I thought if I generate checksum for each image file and rename the file to its checksum, I can easily find out if there are duplicated ones by examining the filename. But the problem is that, I cannot be sure about selecting the checksum algorithm to use. For example, if I generate the checksums using MD5, can I exactly trust if the checksums are the same that means the files are exactly the same?
Upvotes: 1
Views: 4178
Reputation: 11911
To make really sure you best follow a two-step-procedure: first calculate a checksum for every file. If the checksums differ you're sure the files are not identical. If you happen to find some files with equal checksums there's no way around doing a bit-by-bit-comparison to make 100% sure if they are really identical. This holds regardless of the hashing-algorithm used.

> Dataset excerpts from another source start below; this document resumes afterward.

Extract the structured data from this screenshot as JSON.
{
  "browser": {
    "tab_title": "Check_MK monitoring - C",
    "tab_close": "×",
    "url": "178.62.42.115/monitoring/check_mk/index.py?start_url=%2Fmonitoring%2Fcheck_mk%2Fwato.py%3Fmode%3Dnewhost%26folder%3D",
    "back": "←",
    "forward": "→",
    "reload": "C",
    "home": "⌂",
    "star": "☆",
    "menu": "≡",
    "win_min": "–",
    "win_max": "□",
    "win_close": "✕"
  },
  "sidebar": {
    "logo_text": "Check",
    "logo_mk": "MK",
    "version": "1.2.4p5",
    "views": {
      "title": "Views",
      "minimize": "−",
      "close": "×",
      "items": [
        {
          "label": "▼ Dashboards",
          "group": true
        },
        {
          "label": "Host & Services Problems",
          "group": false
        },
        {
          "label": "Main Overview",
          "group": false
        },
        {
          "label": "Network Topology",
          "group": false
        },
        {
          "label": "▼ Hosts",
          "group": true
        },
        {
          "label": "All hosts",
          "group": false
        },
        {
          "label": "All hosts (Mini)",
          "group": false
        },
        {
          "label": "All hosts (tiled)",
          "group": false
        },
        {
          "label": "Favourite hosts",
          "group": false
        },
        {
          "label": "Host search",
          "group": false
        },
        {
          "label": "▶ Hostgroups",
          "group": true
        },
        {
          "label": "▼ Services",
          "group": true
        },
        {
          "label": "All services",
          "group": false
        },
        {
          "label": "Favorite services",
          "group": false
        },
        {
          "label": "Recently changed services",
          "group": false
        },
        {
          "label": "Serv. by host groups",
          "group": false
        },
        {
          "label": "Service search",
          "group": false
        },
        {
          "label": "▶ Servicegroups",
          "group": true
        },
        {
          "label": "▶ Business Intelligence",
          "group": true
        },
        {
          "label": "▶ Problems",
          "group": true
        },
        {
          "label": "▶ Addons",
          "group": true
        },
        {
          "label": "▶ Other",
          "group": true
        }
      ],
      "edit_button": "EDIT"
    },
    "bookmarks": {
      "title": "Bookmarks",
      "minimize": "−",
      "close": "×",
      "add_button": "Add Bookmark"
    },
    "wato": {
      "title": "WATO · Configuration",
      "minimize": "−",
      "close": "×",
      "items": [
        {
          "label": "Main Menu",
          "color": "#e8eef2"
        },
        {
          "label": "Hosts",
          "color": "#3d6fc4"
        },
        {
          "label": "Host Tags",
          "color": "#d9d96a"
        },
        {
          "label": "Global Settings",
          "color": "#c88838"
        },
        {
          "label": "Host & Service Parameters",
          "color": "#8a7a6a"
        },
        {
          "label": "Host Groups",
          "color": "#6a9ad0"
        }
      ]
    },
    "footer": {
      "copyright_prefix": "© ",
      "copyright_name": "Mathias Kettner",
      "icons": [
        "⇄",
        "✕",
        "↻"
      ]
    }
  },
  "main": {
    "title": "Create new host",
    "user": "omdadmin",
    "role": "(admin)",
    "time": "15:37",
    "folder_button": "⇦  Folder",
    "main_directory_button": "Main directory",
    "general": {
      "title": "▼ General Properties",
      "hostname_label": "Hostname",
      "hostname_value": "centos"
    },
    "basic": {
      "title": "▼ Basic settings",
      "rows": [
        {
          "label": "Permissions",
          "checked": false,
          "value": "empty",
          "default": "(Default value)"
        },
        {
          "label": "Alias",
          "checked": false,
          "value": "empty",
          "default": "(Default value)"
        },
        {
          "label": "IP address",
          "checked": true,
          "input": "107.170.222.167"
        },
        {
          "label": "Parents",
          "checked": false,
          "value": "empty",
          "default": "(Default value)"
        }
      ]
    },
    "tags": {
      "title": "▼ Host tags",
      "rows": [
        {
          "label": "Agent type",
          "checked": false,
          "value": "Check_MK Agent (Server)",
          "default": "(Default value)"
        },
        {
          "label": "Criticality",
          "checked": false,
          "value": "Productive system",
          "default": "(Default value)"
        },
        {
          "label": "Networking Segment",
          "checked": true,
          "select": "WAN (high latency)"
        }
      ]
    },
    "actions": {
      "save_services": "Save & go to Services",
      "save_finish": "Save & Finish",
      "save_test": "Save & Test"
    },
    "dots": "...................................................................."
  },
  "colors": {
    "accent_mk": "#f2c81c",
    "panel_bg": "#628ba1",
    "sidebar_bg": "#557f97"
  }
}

What you'll get is a massive time-saving as doing bit-by-bit comparison for every possible pair of files will take forever and a day while comparing a hand full of possible candidates is fairly easy.
Upvotes: 1
Reputation: 4842
The chances of getting the same checksum for 2 different files are extremely slim, but can never be absolutely guaranteed (Pigeonhole principle). An indication of how slim may be that GIT uses the SHA-1 checksum for software development source code including Linux and has never caused any known problems so I would say that you are safe. I would use SHA-1 instead of MD5 because it is slightly better if you are really paranoid.
Upvotes: 1
Reputation: 33501
Judging from the response to a similar question in security forum (https://security.stackexchange.com/a/3145), the collision rate is about 1 collision per 2^64 messages. If your files are differenet and your collection is not huge (i.e. close to this number), md5 can be used safely.
Also, see response to a very similar question here: How many random elements before MD5 produces collisions?
Upvotes: 1